When placing a home on the market, the seller must remember early and often that there are going to be three "buyers" who must be satisfied with the final price of the property. The buyer, appraiser and mortgage company underwriter must all agree with the price of the home before it can go to closing (particularly if there is no large down payment involved.) Here's how it happens.
The Buyer
When you go to the grocery store and look at prices of produce, you normally don't walk up to the check out and offer less than what's on the sticker. The eggs are $1 per dozen all day long and most everyone will pay that amount or go without eggs.
In real estate, the list price or asking price is not necessarily what you're going to pay. While real estate agents may have a handle on if a house is overpriced or under priced, they're not buying the house - so the real decision maker is the buyers. Thus, the buyers must be convinced that the value of the house is reflected in the price and/or terms.
The smart seller will make sure the price they are asking for is as close to the realistic price to draw offers. In particular, in a buyers market - don't waste time "waiting for the right buyer" to come along and pay your price. Price trending is price trending both ways -- up and down. Thus the smart seller will recognize the trend and move in front of it.
For sellers over the last few years in the Florida market - they have had the benefit of price trending upward. Negotiation for buyers kind of went up on its head -- "You want $350,000. What, are you crazy? I'll pay $375,000 and not a dollar less." Of course, they got beat out by the guy willing to pay $400,000 and include a vacation for the sellers.
When a market levels or begins trending downward, get in front of the trend. This is even more important than a market heading upward if you don't want your house sitting on the market. Every week you wait you literally lose money - sometimes thousands of dollars each week. Don't wait. When prices trend downward, sellers must forget what their neighbor's sales price two months ago -- it has no bearing the day you receive your contract.

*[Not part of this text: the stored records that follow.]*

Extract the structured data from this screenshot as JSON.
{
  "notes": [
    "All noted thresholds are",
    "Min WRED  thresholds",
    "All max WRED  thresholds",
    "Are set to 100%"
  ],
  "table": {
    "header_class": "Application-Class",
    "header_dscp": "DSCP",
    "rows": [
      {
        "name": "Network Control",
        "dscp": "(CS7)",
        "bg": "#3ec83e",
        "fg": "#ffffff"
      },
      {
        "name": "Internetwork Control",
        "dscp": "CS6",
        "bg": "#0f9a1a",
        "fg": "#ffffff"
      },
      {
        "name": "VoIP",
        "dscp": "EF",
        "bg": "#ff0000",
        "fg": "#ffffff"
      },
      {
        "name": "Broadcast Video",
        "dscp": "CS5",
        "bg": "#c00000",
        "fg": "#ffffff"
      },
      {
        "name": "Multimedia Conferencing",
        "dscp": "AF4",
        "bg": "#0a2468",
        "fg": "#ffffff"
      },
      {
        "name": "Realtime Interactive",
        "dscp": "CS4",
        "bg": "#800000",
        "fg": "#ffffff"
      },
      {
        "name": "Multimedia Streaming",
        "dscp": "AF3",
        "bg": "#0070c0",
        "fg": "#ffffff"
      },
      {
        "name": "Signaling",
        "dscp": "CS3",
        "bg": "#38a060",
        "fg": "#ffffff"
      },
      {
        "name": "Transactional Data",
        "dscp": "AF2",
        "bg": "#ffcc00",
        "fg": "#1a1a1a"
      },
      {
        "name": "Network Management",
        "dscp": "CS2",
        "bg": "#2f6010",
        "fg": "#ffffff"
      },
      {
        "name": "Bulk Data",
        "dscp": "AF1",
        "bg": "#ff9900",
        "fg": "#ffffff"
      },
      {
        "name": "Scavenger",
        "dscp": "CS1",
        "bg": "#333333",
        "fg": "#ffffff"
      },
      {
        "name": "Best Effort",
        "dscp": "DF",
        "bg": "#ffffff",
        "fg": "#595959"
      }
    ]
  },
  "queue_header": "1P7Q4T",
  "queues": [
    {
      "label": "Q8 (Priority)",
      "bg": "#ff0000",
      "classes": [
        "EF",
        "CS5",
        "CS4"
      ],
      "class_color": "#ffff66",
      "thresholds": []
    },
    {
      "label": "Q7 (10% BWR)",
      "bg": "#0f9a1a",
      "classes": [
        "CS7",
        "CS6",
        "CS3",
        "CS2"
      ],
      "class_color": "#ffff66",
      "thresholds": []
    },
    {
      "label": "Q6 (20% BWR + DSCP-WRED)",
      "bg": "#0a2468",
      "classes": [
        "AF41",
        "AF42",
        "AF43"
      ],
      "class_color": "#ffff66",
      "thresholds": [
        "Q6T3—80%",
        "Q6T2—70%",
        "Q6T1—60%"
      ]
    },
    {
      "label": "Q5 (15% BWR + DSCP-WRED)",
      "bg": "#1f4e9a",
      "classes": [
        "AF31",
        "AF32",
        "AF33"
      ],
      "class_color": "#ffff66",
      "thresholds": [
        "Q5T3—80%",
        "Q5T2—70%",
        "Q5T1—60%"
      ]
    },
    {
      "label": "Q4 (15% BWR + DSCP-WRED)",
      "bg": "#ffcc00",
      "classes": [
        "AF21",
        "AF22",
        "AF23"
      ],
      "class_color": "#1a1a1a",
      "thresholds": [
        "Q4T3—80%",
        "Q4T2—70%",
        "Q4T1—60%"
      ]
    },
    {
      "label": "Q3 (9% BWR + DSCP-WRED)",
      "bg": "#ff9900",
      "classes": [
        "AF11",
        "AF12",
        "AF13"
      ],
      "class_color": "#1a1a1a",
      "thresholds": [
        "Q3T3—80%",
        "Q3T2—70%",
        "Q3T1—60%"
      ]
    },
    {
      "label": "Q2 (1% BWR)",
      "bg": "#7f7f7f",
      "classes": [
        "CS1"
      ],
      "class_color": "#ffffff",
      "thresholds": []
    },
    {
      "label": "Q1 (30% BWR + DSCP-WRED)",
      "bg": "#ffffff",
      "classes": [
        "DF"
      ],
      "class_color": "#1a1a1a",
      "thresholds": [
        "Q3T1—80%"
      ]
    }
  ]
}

Thus the buyer must believe the house is worth the asking price. Next, you have to convince the appraiser.
The Appraiser
Despite what others may say, this is the most important visitor you're going to have come to your house. Sometimes even the appraiser downplays his/her visit to the property. I've had some say, "Oh, don't worry about cleaning up. I'm going to just be a few minutes. Famous last words.
If you have to "wow" the buyer to write a contract, then you better "mesmerize" the appraiser. This is the person who is going to take a first stab and confirming that the seller and buyer have come up with a realistic price for the property.

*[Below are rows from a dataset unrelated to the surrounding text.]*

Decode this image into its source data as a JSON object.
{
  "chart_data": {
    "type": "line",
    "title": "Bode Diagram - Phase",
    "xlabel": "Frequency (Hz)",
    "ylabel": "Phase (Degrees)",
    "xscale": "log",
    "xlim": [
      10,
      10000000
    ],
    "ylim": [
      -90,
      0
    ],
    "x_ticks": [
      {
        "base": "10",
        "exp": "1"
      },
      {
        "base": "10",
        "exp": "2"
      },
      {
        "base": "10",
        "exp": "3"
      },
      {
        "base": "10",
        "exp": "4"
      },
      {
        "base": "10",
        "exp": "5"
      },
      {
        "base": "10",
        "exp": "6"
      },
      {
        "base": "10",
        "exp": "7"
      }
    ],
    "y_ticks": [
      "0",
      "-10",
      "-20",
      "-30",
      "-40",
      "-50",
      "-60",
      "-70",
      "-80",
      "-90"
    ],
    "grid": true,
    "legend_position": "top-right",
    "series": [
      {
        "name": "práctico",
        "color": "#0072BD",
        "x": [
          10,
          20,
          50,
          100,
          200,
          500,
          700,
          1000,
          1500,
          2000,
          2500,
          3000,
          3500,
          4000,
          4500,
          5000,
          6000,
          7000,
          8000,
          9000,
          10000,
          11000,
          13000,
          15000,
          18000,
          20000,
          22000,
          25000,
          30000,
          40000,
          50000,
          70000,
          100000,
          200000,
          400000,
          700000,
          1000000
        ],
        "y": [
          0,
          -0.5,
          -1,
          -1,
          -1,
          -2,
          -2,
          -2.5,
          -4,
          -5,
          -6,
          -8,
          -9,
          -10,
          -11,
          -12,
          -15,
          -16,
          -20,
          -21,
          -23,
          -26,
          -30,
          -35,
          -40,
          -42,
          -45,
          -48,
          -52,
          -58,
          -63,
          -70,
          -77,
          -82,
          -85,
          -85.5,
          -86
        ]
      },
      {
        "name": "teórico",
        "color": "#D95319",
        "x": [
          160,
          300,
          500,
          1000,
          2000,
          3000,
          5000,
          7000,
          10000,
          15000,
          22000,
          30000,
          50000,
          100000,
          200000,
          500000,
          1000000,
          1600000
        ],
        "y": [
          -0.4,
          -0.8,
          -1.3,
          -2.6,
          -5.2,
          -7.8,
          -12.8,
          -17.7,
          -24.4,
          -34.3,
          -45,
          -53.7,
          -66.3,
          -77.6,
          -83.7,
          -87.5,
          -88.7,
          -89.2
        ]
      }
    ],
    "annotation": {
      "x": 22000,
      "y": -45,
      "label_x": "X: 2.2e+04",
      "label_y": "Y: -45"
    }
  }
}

With a contract price of $350,900 you want an appraisal of $350,900 or higher. If the appraisal is high, it has no bearing on the contract. If the price comes too far below, and the buyer doesn't have enough money down to cover the difference, then the buyer and seller will have to renegotiate who is going to take the financial hit to make the loan work. Is the seller coming down in price, the buyer up in price or are they going to split the difference or worse yet, the contract will get canceled and the process starts all over again for the seller.
The Underwriter
Finally, you have to satisfy the person in the back office, the underwriter of the mortgage company. Underwriters are determining risk factors for the lending company or group of investors. If they underestimate the risk of default on a loan and the buyer defaults on the mortgage in the future, their investors lose or they must sell the loan at a loss. Because of this, while they are not on the street watching housing prices increase, if their analysis demonstrates that the house may not be worth what the contract is asking, they can halt the loan process and the negotiations must begin all over again.